Written by Hank Adler on Monday April 18, 2011

This year, the IRS reports that the average federal income tax rate on the 400 highest adjusted gross incomes is 17%. Want to know how? Just look to the tax code.

Historically, the Internal Revenue Service makes an announcement the first week of April that they have arrested a public figure or two for non-payment of federal income taxes. The message is obvious with April 15 upon us.

This year however, the IRS released a different bit of news.  Over the weekend, the AP reported:

The Internal Revenue Service tracks the tax returns with the 400 highest adjusted gross incomes each year. The average income on those returns in 2007, the latest year for IRS data, was nearly $345 million. Their average federal income tax rate was 17 percent, down from 26 percent in 1992.

I always thought the old message was effective in helping people decide to file honest tax returns. The current message won’t accomplish that goal, yet sends an interesting message.

The immediate question that needs to be answered is how canit be that the average tax rate for these 400 highest adjusted incomes each year is only 17%? In a world with an alternative minimum income tax and severe limitations on mortgage deductibility (at an interest rate of 10%, a maximum $1 million mortgage would only produce a $100,000 deduction -- and no one is paying 10%), the answer is not found in the complexity of the Internal Revenue Code. While there may be an exception or two for Americans living abroad and paying very significant foreign income taxes, there are only two rules in the Internal Revenue Code that could be in play.

The lower average tax rates must be the result of the maximum 15% rate on capital gains and charitable contributions.

As to charitable deductions, the president has a proposal which would effectively have a taxpayer in the top bracket (his proposal for the maximum rate is 39.6%) pay an income tax of $11,600 on a $100,000 contribution. This would leave the taxpayer with a choice of donating $100,000 and paying an additional $11,600 in federal income taxes or keeping the $100,000 and having $41,400 to spend on whatever. We can debate the ultimate results of such a proposal.
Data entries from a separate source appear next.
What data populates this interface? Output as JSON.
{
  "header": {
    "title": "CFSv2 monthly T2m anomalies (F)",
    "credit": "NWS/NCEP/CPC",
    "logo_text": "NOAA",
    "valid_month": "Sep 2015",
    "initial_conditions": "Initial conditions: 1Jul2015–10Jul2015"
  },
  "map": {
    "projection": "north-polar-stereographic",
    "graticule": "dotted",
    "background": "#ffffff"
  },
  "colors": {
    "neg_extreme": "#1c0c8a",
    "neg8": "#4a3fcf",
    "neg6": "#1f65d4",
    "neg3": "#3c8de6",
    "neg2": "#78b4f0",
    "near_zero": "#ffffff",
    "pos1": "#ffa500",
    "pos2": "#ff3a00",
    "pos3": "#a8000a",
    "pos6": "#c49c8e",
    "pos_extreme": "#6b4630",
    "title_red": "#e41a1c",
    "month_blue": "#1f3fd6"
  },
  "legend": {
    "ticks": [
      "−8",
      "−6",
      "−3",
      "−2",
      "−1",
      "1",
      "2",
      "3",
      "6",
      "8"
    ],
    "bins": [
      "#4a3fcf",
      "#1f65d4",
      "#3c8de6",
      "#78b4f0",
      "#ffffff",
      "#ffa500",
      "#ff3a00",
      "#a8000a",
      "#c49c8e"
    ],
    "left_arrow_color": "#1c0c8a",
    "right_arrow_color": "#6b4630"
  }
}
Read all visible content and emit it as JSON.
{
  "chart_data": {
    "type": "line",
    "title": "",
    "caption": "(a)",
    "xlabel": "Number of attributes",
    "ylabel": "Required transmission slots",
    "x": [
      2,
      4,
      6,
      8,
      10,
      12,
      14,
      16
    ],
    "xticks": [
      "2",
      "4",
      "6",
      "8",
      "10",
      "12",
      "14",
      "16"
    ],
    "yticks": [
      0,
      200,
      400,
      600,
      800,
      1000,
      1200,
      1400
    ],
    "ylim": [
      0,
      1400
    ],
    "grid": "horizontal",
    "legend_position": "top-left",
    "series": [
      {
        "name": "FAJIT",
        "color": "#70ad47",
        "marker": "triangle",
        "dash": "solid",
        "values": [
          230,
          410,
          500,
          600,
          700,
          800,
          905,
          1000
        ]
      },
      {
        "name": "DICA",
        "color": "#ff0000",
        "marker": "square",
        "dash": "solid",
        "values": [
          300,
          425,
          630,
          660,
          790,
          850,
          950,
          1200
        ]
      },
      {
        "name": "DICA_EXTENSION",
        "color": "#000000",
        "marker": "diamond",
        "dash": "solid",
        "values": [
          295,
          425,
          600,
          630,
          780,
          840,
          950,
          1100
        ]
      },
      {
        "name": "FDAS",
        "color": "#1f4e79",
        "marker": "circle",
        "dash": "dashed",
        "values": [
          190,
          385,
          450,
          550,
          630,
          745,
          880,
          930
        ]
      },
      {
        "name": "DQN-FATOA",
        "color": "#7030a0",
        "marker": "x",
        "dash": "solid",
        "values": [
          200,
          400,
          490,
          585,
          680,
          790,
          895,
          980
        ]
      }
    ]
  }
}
As to capital gains, there are a few things to ponder. First, some conservatives tell us that the ultimate amount of taxes paid declines as tax rates go up and from those economists we would conclude that the total amount of income and income taxes would go down as the sales of stocks to create those capital gains would decline. Second, if the capital gains rate was raised to 20% as proposed last year by the president, this would only produce a maximum additional federal income tax of just under $7 billion. While we could have a reasonable and lively conversation about the wisdom of a fifteen percent capital gains rate with each side scoring meaningful blows, I suspect both sides of the discussion would conclude that $7 billion is barely worth discussing in an economic sense in times of $1.6 trillion dollar deficits.